For Kenyan women, being an entrepreneur is probably one of the toughest things to do. Finding credit is not easy, as banks ask for collateral.
But things could change, thanks to a number of financial institutions that have come up with ways of going around some of the obstacles that women in business face in business.
Credit Bank, for example, is working with several local and international partners. Some are risk participation partnerships that come in handy in de-risking the SMEs, according to Credit Bank CEO Betty Korir.
“We achieve this by looking at various players in the trade transaction and we get a way of assessing the counterparty,” says Ms Korir.
One of the financial institutions that Credit Bank works with is African Guarantee Fund (AGF), a pan-African organization that promotes economic development by providing guarantees to financial institutions financing Small and Medium Enterprises.
African Guarantee Fund Deputy CEO Jules Ngankam says they have spent over one billion dollars in the last six years to support SMEs targeting to improve their business potential.
“We go to the bank to make sure that they unlock the potential financing that they may have for SMES,” Mr Ngankam says. “In our six years of operation, we have been able to issue one billion dollars of guarantee, meaning we were able to unlock two billion dollars of financing towards SMEs and we have done so to 100 plus.”
Efforts by organizations such as the African Guarantee Fund as well as financial institutions such as Credit Bank are paying off. A quick chat with some women who own SMEs gives hope to rising entrepreneurs.
Ms Carol Muriuki is the CEO of Kajeje Limited, which distributes beauty and hair products, attributes her growth to the cordial relationship she has had with Credit Bank
“The first batch of stock was from my own savings but thereafter I needed support from a bank,” Ms Muriuki says. “It’s not easy to get a bank that listens to you and buy into your idea.
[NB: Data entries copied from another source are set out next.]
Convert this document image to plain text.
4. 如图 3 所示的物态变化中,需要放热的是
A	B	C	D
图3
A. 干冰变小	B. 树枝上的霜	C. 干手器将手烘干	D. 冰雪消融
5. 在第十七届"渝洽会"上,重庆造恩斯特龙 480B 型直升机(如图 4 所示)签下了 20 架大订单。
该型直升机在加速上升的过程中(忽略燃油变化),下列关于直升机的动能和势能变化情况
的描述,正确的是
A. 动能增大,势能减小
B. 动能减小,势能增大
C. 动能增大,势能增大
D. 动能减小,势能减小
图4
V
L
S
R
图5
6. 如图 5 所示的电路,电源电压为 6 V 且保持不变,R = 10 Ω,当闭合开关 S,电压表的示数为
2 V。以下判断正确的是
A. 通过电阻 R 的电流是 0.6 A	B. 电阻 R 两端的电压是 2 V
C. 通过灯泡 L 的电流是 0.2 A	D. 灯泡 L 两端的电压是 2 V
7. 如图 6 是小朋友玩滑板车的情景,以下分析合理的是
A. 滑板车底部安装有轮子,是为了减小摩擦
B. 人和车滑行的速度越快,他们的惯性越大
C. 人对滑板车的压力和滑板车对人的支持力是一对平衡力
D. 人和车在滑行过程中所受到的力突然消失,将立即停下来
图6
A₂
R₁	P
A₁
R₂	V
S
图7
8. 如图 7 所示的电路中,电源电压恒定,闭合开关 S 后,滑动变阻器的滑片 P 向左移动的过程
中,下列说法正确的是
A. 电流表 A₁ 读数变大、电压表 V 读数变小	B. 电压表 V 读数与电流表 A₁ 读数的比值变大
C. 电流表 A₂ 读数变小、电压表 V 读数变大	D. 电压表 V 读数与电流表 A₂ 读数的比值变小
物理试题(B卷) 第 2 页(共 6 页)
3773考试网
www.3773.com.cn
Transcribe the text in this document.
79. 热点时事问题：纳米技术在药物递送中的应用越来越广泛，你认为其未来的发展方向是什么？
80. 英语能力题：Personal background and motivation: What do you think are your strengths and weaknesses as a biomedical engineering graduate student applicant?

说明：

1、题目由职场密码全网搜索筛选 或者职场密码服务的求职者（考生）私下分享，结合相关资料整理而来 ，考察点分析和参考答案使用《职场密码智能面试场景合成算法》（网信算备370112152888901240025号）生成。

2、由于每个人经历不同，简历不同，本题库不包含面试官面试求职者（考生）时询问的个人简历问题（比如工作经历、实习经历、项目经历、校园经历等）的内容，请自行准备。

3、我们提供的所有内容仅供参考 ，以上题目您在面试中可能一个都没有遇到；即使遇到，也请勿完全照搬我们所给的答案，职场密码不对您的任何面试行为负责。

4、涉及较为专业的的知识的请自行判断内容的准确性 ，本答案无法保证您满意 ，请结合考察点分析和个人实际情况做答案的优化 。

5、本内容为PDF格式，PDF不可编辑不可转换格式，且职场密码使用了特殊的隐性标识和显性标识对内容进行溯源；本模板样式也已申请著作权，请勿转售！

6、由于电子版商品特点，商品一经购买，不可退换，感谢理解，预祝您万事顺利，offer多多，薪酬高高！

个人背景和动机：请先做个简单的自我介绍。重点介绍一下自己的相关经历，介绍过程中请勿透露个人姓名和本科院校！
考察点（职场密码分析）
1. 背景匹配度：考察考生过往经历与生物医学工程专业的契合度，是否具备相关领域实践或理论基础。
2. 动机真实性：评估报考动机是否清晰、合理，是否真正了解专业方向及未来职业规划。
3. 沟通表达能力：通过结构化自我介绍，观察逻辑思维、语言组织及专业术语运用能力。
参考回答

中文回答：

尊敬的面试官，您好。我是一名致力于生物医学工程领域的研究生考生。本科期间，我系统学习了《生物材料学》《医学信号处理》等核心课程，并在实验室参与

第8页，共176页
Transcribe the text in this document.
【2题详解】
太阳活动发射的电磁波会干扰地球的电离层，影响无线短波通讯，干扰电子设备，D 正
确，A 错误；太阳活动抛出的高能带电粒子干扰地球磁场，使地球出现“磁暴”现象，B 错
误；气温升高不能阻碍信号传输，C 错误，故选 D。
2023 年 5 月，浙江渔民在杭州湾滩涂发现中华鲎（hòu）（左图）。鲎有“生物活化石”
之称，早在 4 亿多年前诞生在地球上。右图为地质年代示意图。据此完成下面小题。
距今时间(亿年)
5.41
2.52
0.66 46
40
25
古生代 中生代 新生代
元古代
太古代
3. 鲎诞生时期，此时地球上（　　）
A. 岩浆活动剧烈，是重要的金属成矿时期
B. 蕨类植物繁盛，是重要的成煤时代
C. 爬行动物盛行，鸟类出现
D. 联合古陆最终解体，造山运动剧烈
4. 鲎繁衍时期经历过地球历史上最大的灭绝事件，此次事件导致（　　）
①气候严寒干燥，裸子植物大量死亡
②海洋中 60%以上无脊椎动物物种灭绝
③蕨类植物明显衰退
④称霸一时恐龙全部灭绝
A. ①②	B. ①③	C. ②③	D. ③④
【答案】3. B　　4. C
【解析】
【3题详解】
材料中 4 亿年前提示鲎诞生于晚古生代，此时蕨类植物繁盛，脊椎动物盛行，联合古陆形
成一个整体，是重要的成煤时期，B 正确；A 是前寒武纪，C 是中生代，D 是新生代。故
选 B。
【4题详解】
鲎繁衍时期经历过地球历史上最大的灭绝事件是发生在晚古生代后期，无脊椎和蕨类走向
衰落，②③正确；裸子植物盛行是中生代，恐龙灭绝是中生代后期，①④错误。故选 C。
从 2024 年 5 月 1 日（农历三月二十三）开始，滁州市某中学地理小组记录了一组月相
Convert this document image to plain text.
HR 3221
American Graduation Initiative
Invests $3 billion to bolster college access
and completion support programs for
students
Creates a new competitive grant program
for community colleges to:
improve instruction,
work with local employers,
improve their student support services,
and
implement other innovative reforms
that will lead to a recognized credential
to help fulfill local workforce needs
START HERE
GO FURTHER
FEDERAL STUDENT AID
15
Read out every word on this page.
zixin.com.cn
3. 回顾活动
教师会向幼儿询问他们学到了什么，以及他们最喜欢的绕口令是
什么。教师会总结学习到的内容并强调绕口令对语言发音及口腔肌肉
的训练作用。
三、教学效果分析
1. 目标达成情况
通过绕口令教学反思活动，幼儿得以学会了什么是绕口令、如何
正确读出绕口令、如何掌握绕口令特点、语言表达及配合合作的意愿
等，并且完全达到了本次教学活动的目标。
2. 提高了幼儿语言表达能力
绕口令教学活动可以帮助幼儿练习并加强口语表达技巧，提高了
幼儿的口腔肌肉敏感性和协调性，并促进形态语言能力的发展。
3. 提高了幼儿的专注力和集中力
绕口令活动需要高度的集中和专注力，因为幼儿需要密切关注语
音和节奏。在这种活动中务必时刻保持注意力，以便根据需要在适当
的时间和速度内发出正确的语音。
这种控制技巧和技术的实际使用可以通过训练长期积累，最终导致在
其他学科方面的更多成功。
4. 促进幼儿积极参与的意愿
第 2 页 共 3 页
The first container which I imported full of beauty products was financed by Credit Bank.”
Capital not the problem
Credit Bank has been keen on financing and helping SMEs transition to their next stages by facilitating capacity building among the businesses, helping them develop resilience and operate professionally.
The bank in 2016 launched an E-hub where it trains the entrepreneurs before lending to them.
“Many people argue that the number one challenge facing SMEs is capital but we go beyond that. We have realized that SMEs require training in key areas such as marketing, monitoring of cash flows and turnover as well as human resource,”’ says Ms Pam Mutembei, Head of Business, Credit Bank.